Hurricane season: Five ways to get ahead of coming storms

2. Secure your roof

AP Photo/Rogelio V. Solis
Pricilla, a terrier dog owned by Dot Peek of Hattiesburg, Miss., walks gingerly around buckets set up to catch rain water from the roof leaks, Feb. 11, 2013.

Roof damage can be devastating. Once the roof has been compromised, water can enter the home and damage the interior structure, furniture, appliances, and other belongings. The National Roofing Contractors Association (NRCA) recommends that homeowners have their roof inspected twice a year to catch any issues before they become major problems. While regular maintenance can be costly, having the roof checked by a professional can increase the likelihood that the roof will remain intact through extreme weather events.

Homeowners should be mindful of local building codes, says Jason Wilen, the NRCA's director of technical services and a forensic architect. In some areas, regulations require roofers to be licensed. While licensing requirements typically do not apply to homeowners who choose to work on their own roof, Mr. Wilen cautions that even handy homeowners check building codes before beginning any work, as requirements vary from town to town. Hurricane prone areas, for instance, may have have additional recommendations and requirements.

As storm season approaches, residents should keep a close eye on their gutters, downspouts, and drains to make sure that they are free of debris so that water can be diverted away from the home.
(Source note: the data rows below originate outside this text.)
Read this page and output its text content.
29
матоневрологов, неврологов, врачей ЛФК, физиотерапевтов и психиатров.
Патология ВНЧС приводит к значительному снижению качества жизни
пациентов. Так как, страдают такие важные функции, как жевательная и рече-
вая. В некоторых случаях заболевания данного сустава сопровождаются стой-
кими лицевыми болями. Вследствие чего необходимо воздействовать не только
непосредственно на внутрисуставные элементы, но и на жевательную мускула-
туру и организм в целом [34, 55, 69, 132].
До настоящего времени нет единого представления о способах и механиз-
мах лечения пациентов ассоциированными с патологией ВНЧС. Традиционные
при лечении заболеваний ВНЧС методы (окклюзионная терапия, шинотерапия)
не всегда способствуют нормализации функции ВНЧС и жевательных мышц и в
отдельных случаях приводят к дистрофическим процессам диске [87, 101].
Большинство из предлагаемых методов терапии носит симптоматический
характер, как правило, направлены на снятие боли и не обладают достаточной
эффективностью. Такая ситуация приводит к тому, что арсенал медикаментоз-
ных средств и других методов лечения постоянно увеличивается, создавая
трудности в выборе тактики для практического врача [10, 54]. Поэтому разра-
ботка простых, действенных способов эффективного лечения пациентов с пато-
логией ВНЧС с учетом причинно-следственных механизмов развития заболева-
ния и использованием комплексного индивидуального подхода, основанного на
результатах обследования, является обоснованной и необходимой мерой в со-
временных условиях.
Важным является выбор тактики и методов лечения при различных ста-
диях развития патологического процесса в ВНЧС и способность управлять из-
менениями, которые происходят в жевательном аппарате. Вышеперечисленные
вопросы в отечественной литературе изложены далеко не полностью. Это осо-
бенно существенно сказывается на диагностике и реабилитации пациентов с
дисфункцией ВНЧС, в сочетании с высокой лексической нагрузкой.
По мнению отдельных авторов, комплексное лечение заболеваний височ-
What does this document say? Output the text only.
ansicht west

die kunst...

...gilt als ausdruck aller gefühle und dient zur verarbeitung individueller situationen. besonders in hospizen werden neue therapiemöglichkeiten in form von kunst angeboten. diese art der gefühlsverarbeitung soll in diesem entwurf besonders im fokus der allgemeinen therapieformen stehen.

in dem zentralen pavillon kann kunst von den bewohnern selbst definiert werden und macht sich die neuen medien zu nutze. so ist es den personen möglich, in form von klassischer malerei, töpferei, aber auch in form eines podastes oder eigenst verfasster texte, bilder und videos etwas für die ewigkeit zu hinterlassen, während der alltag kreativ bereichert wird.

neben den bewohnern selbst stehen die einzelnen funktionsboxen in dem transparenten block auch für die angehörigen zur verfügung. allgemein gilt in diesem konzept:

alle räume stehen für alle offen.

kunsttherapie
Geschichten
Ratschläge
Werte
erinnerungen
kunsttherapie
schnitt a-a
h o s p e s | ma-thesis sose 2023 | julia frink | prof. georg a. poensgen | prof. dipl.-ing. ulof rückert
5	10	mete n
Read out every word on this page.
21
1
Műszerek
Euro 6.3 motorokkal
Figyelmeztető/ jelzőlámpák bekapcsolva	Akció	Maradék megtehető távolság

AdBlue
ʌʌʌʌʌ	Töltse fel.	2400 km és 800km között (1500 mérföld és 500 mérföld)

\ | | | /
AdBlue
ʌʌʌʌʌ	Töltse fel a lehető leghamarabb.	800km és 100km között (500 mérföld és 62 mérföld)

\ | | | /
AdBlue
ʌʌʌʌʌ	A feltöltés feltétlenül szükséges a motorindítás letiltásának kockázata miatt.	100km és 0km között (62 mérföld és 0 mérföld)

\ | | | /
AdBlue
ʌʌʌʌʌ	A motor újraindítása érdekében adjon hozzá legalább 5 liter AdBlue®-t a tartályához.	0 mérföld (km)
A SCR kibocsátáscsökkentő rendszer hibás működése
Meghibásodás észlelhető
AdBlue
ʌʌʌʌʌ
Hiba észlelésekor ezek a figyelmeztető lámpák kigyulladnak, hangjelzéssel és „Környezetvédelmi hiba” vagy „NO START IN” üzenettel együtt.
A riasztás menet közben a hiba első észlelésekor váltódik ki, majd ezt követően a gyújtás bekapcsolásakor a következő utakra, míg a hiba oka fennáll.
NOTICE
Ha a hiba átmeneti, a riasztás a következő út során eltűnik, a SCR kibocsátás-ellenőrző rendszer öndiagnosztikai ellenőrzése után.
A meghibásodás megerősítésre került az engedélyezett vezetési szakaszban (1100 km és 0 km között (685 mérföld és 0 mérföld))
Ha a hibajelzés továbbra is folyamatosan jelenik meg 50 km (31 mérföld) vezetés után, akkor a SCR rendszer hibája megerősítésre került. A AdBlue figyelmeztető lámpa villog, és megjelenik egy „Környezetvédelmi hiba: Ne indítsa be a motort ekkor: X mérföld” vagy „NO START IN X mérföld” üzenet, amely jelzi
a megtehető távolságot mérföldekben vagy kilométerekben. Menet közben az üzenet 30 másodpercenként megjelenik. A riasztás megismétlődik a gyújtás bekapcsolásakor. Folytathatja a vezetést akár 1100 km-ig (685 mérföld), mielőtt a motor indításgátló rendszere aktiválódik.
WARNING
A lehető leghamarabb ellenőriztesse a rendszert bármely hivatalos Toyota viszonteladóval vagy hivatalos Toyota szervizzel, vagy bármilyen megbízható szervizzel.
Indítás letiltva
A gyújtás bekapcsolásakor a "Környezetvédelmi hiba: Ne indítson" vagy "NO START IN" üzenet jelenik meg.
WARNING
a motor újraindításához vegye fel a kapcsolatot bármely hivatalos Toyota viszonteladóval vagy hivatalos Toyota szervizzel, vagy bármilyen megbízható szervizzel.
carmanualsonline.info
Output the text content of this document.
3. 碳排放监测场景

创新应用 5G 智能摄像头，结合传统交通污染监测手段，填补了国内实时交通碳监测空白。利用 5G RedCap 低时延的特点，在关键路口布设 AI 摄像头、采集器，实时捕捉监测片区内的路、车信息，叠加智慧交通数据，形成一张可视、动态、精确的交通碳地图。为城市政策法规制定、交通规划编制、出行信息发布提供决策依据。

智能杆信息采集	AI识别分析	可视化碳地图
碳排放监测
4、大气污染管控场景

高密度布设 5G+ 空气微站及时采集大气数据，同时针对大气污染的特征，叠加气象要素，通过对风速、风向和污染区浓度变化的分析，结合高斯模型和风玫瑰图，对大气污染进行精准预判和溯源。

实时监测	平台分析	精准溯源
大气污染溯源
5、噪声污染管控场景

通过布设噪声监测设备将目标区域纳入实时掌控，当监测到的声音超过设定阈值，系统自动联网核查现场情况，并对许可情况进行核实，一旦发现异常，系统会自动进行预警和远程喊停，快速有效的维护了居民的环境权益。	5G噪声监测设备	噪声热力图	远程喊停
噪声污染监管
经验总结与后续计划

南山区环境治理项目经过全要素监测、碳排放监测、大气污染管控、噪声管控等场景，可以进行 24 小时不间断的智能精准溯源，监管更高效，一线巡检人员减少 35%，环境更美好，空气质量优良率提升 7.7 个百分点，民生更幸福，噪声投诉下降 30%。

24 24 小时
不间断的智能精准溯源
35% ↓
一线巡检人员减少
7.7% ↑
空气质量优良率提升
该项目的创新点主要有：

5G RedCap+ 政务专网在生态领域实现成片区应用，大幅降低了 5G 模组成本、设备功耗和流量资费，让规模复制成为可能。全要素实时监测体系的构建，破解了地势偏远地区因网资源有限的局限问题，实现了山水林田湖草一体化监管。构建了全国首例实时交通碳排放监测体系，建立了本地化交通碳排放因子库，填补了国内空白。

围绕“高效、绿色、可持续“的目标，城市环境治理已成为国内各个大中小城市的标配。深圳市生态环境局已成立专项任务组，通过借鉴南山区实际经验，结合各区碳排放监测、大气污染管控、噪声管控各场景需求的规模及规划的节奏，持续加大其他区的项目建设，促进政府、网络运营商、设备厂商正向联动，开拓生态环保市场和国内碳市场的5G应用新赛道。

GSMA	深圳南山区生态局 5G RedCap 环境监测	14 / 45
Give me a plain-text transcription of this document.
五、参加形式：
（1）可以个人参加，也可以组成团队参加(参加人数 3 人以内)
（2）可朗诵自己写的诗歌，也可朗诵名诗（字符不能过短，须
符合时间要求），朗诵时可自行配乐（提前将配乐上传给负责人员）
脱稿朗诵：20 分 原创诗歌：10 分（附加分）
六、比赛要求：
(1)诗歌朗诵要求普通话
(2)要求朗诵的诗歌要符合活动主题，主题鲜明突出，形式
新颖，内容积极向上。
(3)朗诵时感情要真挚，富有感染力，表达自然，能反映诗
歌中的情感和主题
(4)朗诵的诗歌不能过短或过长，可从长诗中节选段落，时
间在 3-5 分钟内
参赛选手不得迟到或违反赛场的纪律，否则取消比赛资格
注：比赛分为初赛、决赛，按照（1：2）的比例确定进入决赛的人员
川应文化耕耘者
Because falling branches and trees can cause extensive damage to roofs and building infrastructure, says Wilen, "Look at foliage or trees that are near the house and make sure they are properly trimmed, keeping in mind that they can sway significant distances." 

Even a well maintained roof can sustain damage during an extreme weather event, Wilen says. "No roof is going to be 100 percent resistive to these kind of wind and rain events. If you are on the dirty side of a Class 5 hurricane there's probably not much you can do," he says. In the event that your roof is damaged during a story, the NRDC offers some tips for homeowners on finding a reputable contractor and accessing special loans and grants.